Release of endotoxins from the disrupted E. coli cell walls could cause a serious inflammatory reaction in an infected udder [35]. Besides, high endotoxin in ingested infant formula milk might cause neonatal bacteraemia and endotoxemia, especially in neonates with immature innate immune systems [8]. In our study, all parent and induced isolates released more endotoxin when incubation was prolonged, which was in accordance with reports that bacteria released more endotoxin in induction period by antibiotics due to overexpression or shedding at higher speed from cell wall [36, 37]. Increased release of endotoxin from isolates recovered after induction with CAZ may have been associated with filamentation of E. coli after exposure to CAZ [19, 30]. Filamentation of cells could increase the surface of the cell wall with a higher endotoxin release from cell wall and, therefore, a higher releasing speed. In contrast, isolates recovered after induction with CF did not produce more endotoxin than parent isolates, which may be associated with less morphological changes in these isolates.

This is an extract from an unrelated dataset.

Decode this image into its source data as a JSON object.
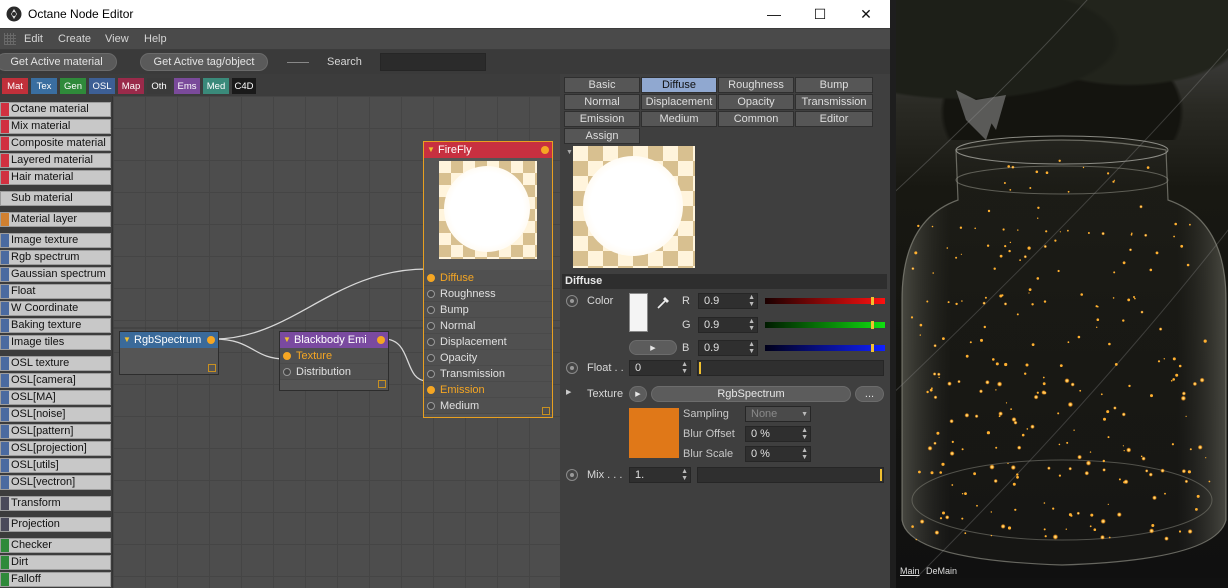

Although a series of phenotypic changes (morphology, antimicrobial resistance, and endotoxin releasing capability) were observed in the current study, mechanism of bacteria's acquired resistance after exposure to the antibiotics should be further clarified. Therefore, a study including whole-genome sequencing and analysis of acquired mutations should be conducted, to provide insights regarding the origin of observed resistance.

5. Conclusions

After exposure to subminimum concentrations of CF or CAZ, parent E. coli CM isolates underwent a series of changes related to morphology, antimicrobial resistance pattern, and endotoxin release. Several isolates recovered after induction had higher resistance to CF, CAZ, and some other commonly used antimicrobials. Moreover, several isolates recovered after induction with CAZ had slower growth on blood agar, became filamentous, and released more endotoxin. Therefore, we inferred that there shoud be prudent use of cephalosporins, especially those that belong to the 3rd generation, for treatment of bovine mastitis caused by E. coli. Such treatment would increase potential risk to formula fed neonates if the milk with endotoxin was processed into powdered infant formula milk.